Split for Embedding
Different embedding models have different limits on input tokens. When you want to create embeddings for a large corpus, one major annoyance is splitting the content so that it fits within this limit.
My recent work has centered around Simon Willison’s excellent llm
tool. He also wrote ttok
, a command-line tool for counting tokens based on tiktoken
. While it lacks options to split, it was not difficult to add one in the form of a --chunksize int
option.
When invoked with --chunksize
, ttok
prints output in sets of the given size. This doesn’t make much sense when printing the text out as happens with --truncate
. It’s more sensible but not very useful with --tokens
, which prints the tokens in legible form. But with --encode
it means you get one line of token numbers per chunk. That lets you do this:
ttok -m model -i infile --encode --chunksize 1000 | split -l 1 outprefix.
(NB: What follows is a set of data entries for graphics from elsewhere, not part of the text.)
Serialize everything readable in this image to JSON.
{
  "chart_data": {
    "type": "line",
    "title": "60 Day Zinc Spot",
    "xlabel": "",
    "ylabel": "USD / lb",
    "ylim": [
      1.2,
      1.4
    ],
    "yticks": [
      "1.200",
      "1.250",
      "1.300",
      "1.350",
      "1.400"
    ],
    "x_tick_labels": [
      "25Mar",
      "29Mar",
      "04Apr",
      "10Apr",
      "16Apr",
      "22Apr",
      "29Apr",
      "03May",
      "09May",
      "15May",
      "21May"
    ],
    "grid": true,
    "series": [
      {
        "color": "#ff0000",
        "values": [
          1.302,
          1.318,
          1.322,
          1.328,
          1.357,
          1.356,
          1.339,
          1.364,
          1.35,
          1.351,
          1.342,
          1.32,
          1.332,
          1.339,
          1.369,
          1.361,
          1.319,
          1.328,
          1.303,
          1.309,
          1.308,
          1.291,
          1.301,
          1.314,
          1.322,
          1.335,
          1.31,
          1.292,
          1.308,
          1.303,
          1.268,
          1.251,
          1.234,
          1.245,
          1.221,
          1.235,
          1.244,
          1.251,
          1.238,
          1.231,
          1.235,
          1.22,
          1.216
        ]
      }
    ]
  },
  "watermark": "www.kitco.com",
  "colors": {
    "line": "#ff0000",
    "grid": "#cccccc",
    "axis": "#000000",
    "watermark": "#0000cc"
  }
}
Iterating on the chunked output with ttok --decode
yields your chunks. Very simple.
After implementing this I discovered a much earlier conversation that covers splitting and converting back to text in one pass. As it happens, I started with that in mind as well, but saw that working with encoded output gave line-oriented results. This meant ttok
could do less, and split
could do the rest, which appealed to my taste for unix-style simplicity. You can find ttok
with --chunksize
on the “chunksize” branch here. The packaging is incomplete. If it is useful to you, let me know and I’ll complete the work needed for a proper pull request.